As it turns out, Chakraborty and Honda's algorithm is able to master the challenge beautifully. Among other things, it can calculate, for the first time ever using digital quantum computing, the lowest energy state of the system described by the underlying theory. Knowing the lowest energy state then enabled Chakraborty and Honda to compute the masses of particles (and reassuringly, for particles whose mass had previously been worked out, the new results agreed with existing ones).

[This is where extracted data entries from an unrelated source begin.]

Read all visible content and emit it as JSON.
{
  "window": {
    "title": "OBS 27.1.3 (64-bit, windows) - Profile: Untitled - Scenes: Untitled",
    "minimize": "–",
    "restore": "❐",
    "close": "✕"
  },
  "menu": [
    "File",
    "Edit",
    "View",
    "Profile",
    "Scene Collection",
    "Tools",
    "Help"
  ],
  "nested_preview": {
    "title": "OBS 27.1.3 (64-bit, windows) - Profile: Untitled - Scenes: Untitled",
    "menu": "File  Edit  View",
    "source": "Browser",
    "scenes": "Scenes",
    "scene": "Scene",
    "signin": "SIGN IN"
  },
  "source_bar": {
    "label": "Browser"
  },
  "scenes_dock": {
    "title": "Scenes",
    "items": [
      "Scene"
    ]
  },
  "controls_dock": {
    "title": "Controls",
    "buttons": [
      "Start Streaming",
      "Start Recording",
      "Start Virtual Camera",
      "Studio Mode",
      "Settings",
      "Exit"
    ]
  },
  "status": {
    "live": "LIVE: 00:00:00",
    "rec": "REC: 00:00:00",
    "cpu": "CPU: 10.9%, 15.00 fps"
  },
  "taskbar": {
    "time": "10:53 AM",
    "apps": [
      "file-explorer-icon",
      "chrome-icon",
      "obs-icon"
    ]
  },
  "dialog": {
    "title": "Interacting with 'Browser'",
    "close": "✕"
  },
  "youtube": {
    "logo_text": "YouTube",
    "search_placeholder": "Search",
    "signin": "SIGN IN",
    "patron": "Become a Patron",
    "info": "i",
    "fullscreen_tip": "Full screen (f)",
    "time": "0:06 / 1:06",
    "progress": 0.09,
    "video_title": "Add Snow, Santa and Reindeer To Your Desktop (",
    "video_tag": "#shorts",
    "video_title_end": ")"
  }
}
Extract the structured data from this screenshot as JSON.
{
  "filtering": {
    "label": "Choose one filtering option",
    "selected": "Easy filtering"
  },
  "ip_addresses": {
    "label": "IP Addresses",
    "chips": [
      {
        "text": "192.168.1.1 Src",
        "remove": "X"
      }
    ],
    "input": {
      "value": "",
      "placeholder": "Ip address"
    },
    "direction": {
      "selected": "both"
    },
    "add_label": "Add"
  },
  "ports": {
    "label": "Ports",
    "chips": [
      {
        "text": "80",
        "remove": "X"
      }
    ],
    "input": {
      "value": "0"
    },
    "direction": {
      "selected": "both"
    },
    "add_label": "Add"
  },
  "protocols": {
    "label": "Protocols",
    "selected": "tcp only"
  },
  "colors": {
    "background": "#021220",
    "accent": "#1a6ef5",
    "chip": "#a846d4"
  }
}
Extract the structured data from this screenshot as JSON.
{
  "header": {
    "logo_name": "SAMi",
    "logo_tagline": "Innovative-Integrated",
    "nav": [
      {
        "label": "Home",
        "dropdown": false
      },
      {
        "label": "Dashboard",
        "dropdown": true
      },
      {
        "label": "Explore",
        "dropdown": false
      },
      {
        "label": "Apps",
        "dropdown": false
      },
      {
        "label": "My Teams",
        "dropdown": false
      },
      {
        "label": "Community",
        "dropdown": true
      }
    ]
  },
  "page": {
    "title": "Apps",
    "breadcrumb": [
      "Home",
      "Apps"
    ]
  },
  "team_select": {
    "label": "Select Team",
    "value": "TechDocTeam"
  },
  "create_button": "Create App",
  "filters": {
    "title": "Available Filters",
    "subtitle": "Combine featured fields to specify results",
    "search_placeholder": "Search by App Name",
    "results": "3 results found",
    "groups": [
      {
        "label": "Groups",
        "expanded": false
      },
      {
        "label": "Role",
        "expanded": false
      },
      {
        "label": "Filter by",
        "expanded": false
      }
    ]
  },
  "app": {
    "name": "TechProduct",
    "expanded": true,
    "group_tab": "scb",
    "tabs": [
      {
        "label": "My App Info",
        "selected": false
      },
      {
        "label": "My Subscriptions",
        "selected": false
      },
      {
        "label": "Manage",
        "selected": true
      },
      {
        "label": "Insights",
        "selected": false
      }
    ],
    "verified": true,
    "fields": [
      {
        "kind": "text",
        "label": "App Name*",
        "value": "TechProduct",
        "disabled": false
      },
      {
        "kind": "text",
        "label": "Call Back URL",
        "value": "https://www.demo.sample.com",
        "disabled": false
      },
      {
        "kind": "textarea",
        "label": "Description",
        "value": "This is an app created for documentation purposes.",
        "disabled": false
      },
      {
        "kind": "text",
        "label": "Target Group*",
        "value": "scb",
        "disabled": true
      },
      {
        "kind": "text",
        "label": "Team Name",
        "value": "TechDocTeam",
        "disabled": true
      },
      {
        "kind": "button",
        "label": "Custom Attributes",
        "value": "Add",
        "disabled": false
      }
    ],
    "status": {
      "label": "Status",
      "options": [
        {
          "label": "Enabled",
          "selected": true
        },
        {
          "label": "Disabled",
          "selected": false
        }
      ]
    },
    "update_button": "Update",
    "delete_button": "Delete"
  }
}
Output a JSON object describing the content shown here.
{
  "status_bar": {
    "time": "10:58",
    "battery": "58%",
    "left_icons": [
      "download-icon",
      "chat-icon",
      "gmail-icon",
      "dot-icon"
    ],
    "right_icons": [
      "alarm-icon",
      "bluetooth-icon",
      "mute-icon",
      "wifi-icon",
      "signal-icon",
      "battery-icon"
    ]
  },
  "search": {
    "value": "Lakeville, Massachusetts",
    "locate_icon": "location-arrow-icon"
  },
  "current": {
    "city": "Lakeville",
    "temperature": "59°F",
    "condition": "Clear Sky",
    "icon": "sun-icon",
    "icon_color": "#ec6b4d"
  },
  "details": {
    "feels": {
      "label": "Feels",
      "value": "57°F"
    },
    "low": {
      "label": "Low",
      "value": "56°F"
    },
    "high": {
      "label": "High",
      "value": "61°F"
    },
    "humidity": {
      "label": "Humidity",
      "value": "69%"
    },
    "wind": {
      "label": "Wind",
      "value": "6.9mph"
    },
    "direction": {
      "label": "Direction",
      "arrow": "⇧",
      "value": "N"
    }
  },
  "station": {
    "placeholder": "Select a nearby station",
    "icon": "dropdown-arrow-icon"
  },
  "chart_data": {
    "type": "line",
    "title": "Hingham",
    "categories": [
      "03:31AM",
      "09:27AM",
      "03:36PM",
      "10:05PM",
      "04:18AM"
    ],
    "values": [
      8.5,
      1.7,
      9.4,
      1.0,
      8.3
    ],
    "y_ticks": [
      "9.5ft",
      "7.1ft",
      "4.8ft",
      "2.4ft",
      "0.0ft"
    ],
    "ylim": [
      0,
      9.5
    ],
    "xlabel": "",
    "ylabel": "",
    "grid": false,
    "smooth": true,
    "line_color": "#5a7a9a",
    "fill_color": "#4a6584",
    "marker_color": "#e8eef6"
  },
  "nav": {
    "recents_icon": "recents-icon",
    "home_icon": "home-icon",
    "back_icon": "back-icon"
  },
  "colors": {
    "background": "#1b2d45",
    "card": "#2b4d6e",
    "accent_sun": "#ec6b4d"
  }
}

Importantly, Chakraborty and Honda's algorithm can also cope with the fact that the lattice approach is only a simplification: when you try to get back to the true theory, by letting the grid the lattice theory is built on become finer and finer and the volume of spacetime it considers larger and larger, the answers you get still make sense. "Previous papers in this field did not take this *continuum limit* seriously," says Honda. "Ours is the first to do that."

### When will quantum computing help in practice?

That's a difficult question to answer. Perhaps surprisingly, Chakraborty and Honda tested their algorithm mostly on a classical computer. While suitable for a quantum computer, their algorithm can be implemented on a classical device called a *quantum simulator*, which checks if it would actually function on a quantum computer and can be used to estimate the computational cost involved. Once proper quantum computers come online, the algorithm can then be run on those, hopefully benefitting from dramatic speed-ups.

Chakraborty and Honda's algorithm performs admirably well on a quantum simulator, showing that quantum computing has real potential for particle physics. The switch to real quantum computers, however, does involve an extra challenge: unlike classical computers, quantum computers suffer from *noise*, small mistakes at each computational step, which can accumulate. A few runs on a real prototype quantum computer have shown that the algorithm will have to be tweaked to deal with that noise. It's a task Chakraborty and Honda will take on next.

More generally, there's the complex nature of algorithms in QCD, which tend to consist of a hierarchy of components, each using the parallel computing capabilities of classical supercomputers. To outperform such a supercomputer, a quantum computer would have to do so on every single component. We won't really know if it can do this until we have solved the hardware problem of building a quantum computer with a sufficient number of bits.

With this challenge still to be mastered, Chakraborty thinks it'll be "a few years" until quantum computing in particle physics will come into its own. For the near future, Honda suggests, it might be best to concentrate on hybrid approaches, involving both classical and quantum computing.

In the meantime Chakraborty and Honda will continue to branch out, not just into new areas of computing, but also into other areas of physics. "Our work can also be employed in many other areas, such as condensed matter physics, nuclear physics and cosmology," says Chakraborty.

"The methods have implications and applications beyond our specific problem — so now we would like to collaborate with people from other disciplines to learn about them all."